Profitons de l'été pour boucher les fissures et/ou combler les abysses de nos cultures générales. Aujourd'hui, le sonnet d'Arvers (bientôt la botte de Nevers, la gîte du Koursk, le Capital de Marx, la pipe de Bison ravi, le mur des Fédérés, etc.)
Vous avez déjà entendu l'expression "le sonnet d'Arvers" et vous ne savez pas de quel sonnet il s'agit. Vous ne savez d'ailleurs pas non plus de quel d'Arvers il est question. Voici déjà le sonnet, archicélèbre au XIXe siècle et très souvent pastiché. Il est devenu une sorte d'archétype du poème avant qu'un sale gamin aille vendre des armes en Abyssinie après avoir couché avec un vieil alcoolique barbu et lubrique.
Félix d'Arvers (1806-1850) est un troisième couteau du XIXe siècle (cf. 1) dont le poème connut la gloire car il fréquentait le bon cercle, celui de Charles Nodier, et celui de sa fille, la belle Marie, sur l'album de laquelle il rédigea ceci :
Un secret
Mon âme a son secret, ma vie à son mystère ;
Un amour éternel en un moment conçu.
Le mal est sans espoir, aussi j'ai dû le taire,
Et celle qui l'a fait n'en a jamais rien su.
Hélas ! J'aurai passé près d'elle inaperçu,
Toujours à ses côtés et toujours solitaire ;
Et j'aurai jusqu'au bout fait mon temps sur la terre
N'osant rien demander et n'ayant rien reçu.
Pour elle, quoique Dieu l'ai faite douce et tendre
Elle suit son chemin, distraite et sans entendre
Ce murmure d'amour, élevé sur ces pas.
A l'austère devoir, pieusement fidèle,
Elle dira, lisant ces vers tout remplit d'elle,
"Quelle est donc cette femme ?" et ne comprendra pas.
Félix Arvers
La version imprimée quelques années plus tard, dans un volume préfacé par Théodore de Banville. Où l'on constate qu'apparaît le sous-titre "imité de l'italien". Il se pourrait que la célébrité des vers intitulés "Secret" aient fait apparaître une source d'Italie aux inspirations de Félix.
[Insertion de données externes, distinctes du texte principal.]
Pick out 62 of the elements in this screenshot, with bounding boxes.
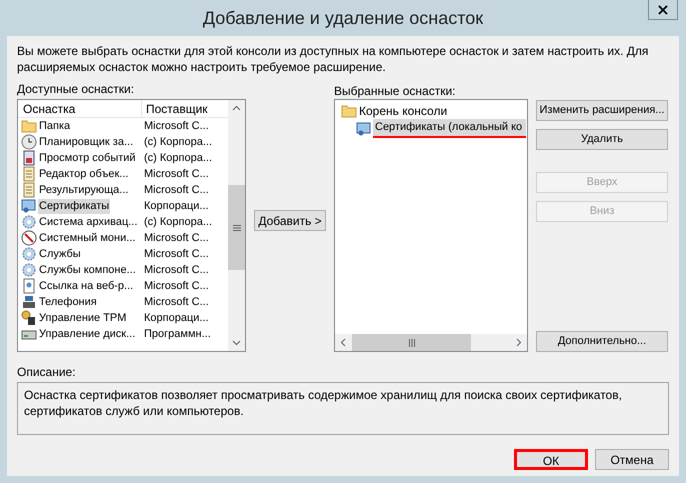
side-button[interactable]: Удалить — [536, 129, 668, 150]
vendor-cell-text: Microsoft C... — [143, 182, 209, 198]
vendor-cell-text: Microsoft C... — [143, 230, 209, 246]
description-text: Оснастка сертификатов позволяет просматривать содержимое хранилищ для поиска своих сертификатов, сертификатов служб или компьютеров. — [24, 387, 623, 419]
horizontal-scrollbar[interactable] — [335, 334, 527, 351]
grip-icon — [232, 224, 240, 230]
vendor-cell-text: Корпораци... — [143, 310, 209, 326]
dialog-button[interactable]: Отмена — [595, 449, 669, 470]
page-icon — [21, 278, 37, 294]
gauge-icon — [21, 230, 37, 246]
folder-icon — [341, 102, 357, 118]
vendor-cell-text: Microsoft C... — [143, 166, 209, 182]
close-button[interactable]: × — [648, 0, 678, 20]
tree-item[interactable]: Сертификаты (локальный ко — [373, 119, 526, 138]
intro-text: Вы можете выбрать оснастки для этой консоли из доступных на компьютере оснасток и затем настроить их. Для расширяемых оснасток можно настроить требуемое расширение. — [17, 43, 650, 75]
dialog-button[interactable]: Добавить > — [254, 210, 326, 231]
vendor-cell-text: (c) Корпора... — [143, 134, 212, 150]
snapin-name[interactable]: Просмотр событий — [38, 150, 137, 166]
column-header[interactable]: Оснастка — [18, 100, 142, 117]
snapin-name[interactable]: Управление TPM — [38, 310, 128, 326]
snapin-name[interactable]: Ссылка на веб-р... — [38, 278, 134, 294]
snapin-name[interactable]: Редактор объек... — [38, 166, 130, 182]
vendor-cell-text: (c) Корпора... — [143, 150, 212, 166]
scroll-thumb[interactable] — [228, 185, 245, 270]
clock-icon — [21, 134, 37, 150]
snapin-name[interactable]: Система архивац... — [38, 214, 138, 230]
snapin-name[interactable]: Управление диск... — [38, 326, 136, 342]
scroll-icon — [21, 166, 37, 182]
vendor-cell-text: Microsoft C... — [143, 246, 209, 262]
list-label: Доступные оснастки: — [17, 81, 136, 97]
snapin-name[interactable]: Сертификаты — [38, 198, 110, 214]
scroll-icon — [21, 182, 37, 198]
snapin-name[interactable]: Результирующа... — [38, 182, 130, 198]
window-title: Добавление и удаление оснасток — [202, 6, 484, 30]
vendor-cell-text: Microsoft C... — [143, 118, 209, 134]
vendor-cell-text: (c) Корпора... — [143, 214, 212, 230]
snapin-name[interactable]: Системный мони... — [38, 230, 136, 246]
snapin-name[interactable]: Службы — [38, 246, 82, 262]
column-header[interactable]: Поставщик — [142, 100, 228, 117]
document-icon — [21, 150, 37, 166]
vendor-cell-text: Microsoft C... — [143, 262, 209, 278]
snapin-name[interactable]: Службы компоне... — [38, 262, 137, 278]
side-button[interactable]: Изменить расширения... — [536, 100, 668, 121]
phone-icon — [21, 294, 37, 310]
vendor-cell-text: Microsoft C... — [143, 294, 209, 310]
tree-item[interactable]: Корень консоли — [358, 102, 448, 120]
dialog-button[interactable]: ОК — [514, 449, 588, 470]
grip-icon — [408, 338, 414, 346]
vendor-cell-text: Программн... — [143, 326, 211, 342]
certificate-icon — [356, 120, 372, 136]
vendor-cell-text: Microsoft C... — [143, 278, 209, 294]
certificate-icon — [21, 198, 37, 214]
list-label: Выбранные оснастки: — [334, 83, 456, 99]
description-label: Описание: — [17, 364, 77, 380]
snapin-name[interactable]: Папка — [38, 118, 72, 134]
scroll-thumb[interactable] — [352, 334, 471, 351]
vendor-cell-text: Корпораци... — [143, 198, 209, 214]
folder-icon — [21, 118, 37, 134]
scrollbar[interactable] — [228, 100, 245, 351]
snapin-name[interactable]: Планировщик за... — [38, 134, 134, 150]
side-button[interactable]: Дополнительно... — [536, 331, 668, 352]
snapin-name[interactable]: Телефония — [38, 294, 98, 310]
(1) sur Félix Arvers, voir , Adoplhe Brisson. Portraits littéraires. 3e série. (Promenades et visites). - Paris, Armand Colin, 1897, p. 29 : "La Tombe de Félix Arvers".
1 De E. Panorthotès -
Cher Préfet, si je puis supposer que l'été ne vous permet pas d'atteindre tous les volumes de votre bibliothèque, je préciserai que l'on apprendrait plutôt, dans le Dictionnaire des plagiaires de Chaudenay, que c'est le sous-titre qui aurait suscité une "imitation" italienne révélée... en 1883, soit cinq ans après la publication de l'éd. Banville -- pour le reste, Chaudenay évoque (grâce à l'Intermédiaire des chercheurs zet curilleux ? je n'ai point vérifié ses sources...) comme source Le Tasse (Jérusalem délivrée, II, 16).
2 De Le Préfet maritime -
Et bien merci, un seul plagiat italien repéré ? je parie qu'il y en a plus.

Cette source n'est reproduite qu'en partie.